All that said, governments may start running into cash flow issues. Sure, the federal government can turn on the money printer. All those years of running it and seeing no appreciable inflation in consumer goods lulled the Federal Reserve and Congress, I suppose. However, they may be running up against the demographic reality of the peak of the Boomers finally reaching retirement (oh, you didn’t know they hadn’t yet? The peak Boomer birth year was around 1957/1958. They turn 65 this and next year.)
And no, COVID didn’t kill off enough retirees — yet — to reduce promises to them by enough to make much of a difference. Sorry if you were hoping that. Given the deepness of the funding holes in places like Chicago and NYC (and I will return to that in future public pension posts), it would take at least a 20% permanent increase in mortality to get a noticeable effect. Not two years’ worth of extra mortality.
Please stop making it worse
The issue is that I knew the worst plans, the worst places, the worst politicians would all be getting together to make things worse.
We saw that with New York City above. NYC didn’t do anything in particular to make things worse, exactly (other than the whole “let crime run rampant” thing — that doesn’t exactly tell the people with money to stick around). They just didn’t do much to make anything better. A bunch of money dropped on them… and pretty much no improvement in the balance sheets.
But Chicago — oh, Chicago and Illinois:
Illinois State Senator Robert Martwick (D-Chicago) is pushing ahead with legislation that, according to a Bloomberg report, could increase Chicago’s police pension obligations by another $3 billion in total through 2055. An earlier city estimate put the cost at $2.1 billion. Senate Bill 2105 would do that by removing a birthdate restriction on eligibility at age 55 for a 3% automatic annual increase in retirement annuity.
Where would Chicago get money to cover the additional liability? No answers.
It’s a repeat of a similar bill Martwick championed for the Chicago firefighters’ pension, which was signed into law by Gov. JB Prtizker in April. As reported by Crain’s on Wednesday, the cost to Chicago of that new law has now been estimated at $700 million, which will require additional annual contributions from city taxpayers estimated to start at $16 million in 2022 and ramping up to reach $24 million by 2055.
I’ve written about the Chicago police and fire pensions and the Chicago pensions generally. Many times.
I’m not going to do a Meredith Whitney and predict that the money will run out, because clearly there are plenty of people continuing to throw money at Chicago and Illinois.
For now.
But this is what we’re seeing for the contribution pattern for Chicago Police pensions:
The blue portion of the bars is what was actually paid, the red portion the unpaid. As it stands, even before a benefit boost, they’re approaching 90% of payroll as “required” contributions.

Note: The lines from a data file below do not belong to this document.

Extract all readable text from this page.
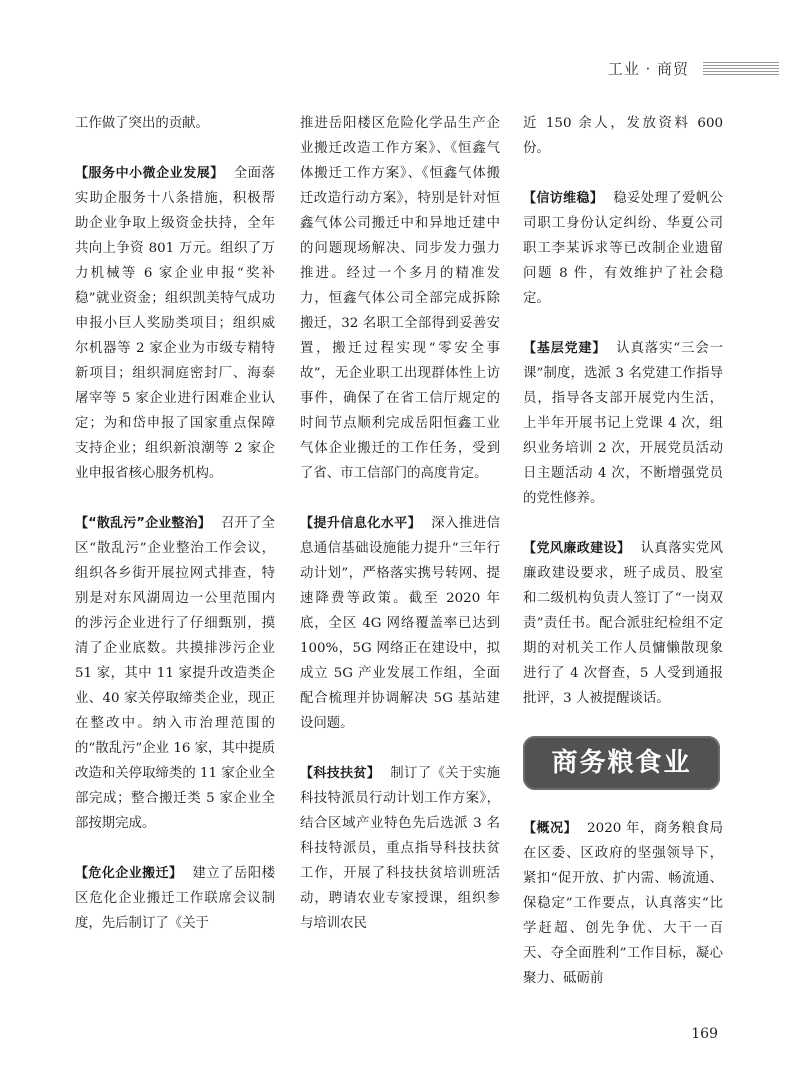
工业 · 商贸

工作做了突出的贡献。

【服务中小微企业发展】 全面落实助企服务十八条措施，积极帮助企业争取上级资金扶持，全年共向上争资 801 万元。组织了万力机械等 6 家企业申报“奖补稳”就业资金；组织凯美特气成功申报小巨人奖励类项目；组织威尔机器等 2 家企业为市级专精特新项目；组织洞庭密封厂、海泰屠宰等 5 家企业进行困难企业认定；为和岱申报了国家重点保障支持企业；组织新浪潮等 2 家企业申报省核心服务机构。

【“散乱污”企业整治】 召开了全区“散乱污”企业整治工作会议，组织各乡街开展拉网式排查，特别是对东风湖周边一公里范围内的涉污企业进行了仔细甄别，摸清了企业底数。共摸排涉污企业 51 家，其中 11 家提升改造类企业、40 家关停取缔类企业，现正在整改中。纳入市治理范围的的“散乱污”企业 16 家，其中提质改造和关停取缔类的 11 家企业全部完成；整合搬迁类 5 家企业全部按期完成。

【危化企业搬迁】 建立了岳阳楼区危化企业搬迁工作联席会议制度，先后制订了《关于

推进岳阳楼区危险化学品生产企业搬迁改造工作方案》、《恒鑫气体搬迁工作方案》、《恒鑫气体搬迁改造行动方案》，特别是针对恒鑫气体公司搬迁中和异地迁建中的问题现场解决、同步发力强力推进。经过一个多月的精准发力，恒鑫气体公司全部完成拆除搬迁，32 名职工全部得到妥善安置，搬迁过程实现“零安全事故”，无企业职工出现群体性上访事件，确保了在省工信厅规定的时间节点顺利完成岳阳恒鑫工业气体企业搬迁的工作任务，受到了省、市工信部门的高度肯定。

【提升信息化水平】 深入推进信息通信基础设施能力提升“三年行动计划”，严格落实携号转网、提速降费等政策。截至 2020 年底，全区 4G 网络覆盖率已达到 100%，5G 网络正在建设中，拟成立 5G 产业发展工作组，全面配合梳理并协调解决 5G 基站建设问题。

【科技扶贫】 制订了《关于实施科技特派员行动计划工作方案》，结合区域产业特色先后选派 3 名科技特派员，重点指导科技扶贫工作，开展了科技扶贫培训班活动，聘请农业专家授课，组织参与培训农民

近 150 余人，发放资料 600 份。

【信访维稳】 稳妥处理了爱帆公司职工身份认定纠纷、华夏公司职工李某诉求等已改制企业遗留问题 8 件，有效维护了社会稳定。

【基层党建】 认真落实“三会一课”制度，选派 3 名党建工作指导员，指导各支部开展党内生活，上半年开展书记上党课 4 次，组织业务培训 2 次，开展党员活动日主题活动 4 次，不断增强党员的党性修养。

【党风廉政建设】 认真落实党风廉政建设要求，班子成员、股室和二级机构负责人签订了“一岗双责”责任书。配合派驻纪检组不定期的对机关工作人员慵懒散现象进行了 4 次督查，5 人受到通报批评，3 人被提醒谈话。

商务粮食业

【概况】 2020 年，商务粮食局在区委、区政府的坚强领导下，紧扣“促开放、扩内需、畅流通、保稳定”工作要点，认真落实“比学赶超、创先争优、大干一百天、夺全面胜利”工作目标，凝心聚力、砥砺前

169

And they’re not even making 80% of that.
A benefit boost would make that red bar even higher, obviously.
The money does run out, eventually. The balance sheet issues for the pensions points to future cash flow problems. The contribution requirements now, which are not being met, point to future cash flow problems.
The problem is that future problem does get closer and closer.
And because they tell themselves they’re being “clever” and “innovative”, they bring that future disaster ever closer.
So that’s something for us to look forward to.
In any case, I will be returning to blogging on mortality for my next posts, looking to the happier topics of external causes of death, like suicide, homicide, drug overdoses, and motor vehicle accidents.
At least in those cases, nobody is fooling themselves that they’re making innovative or clever choices.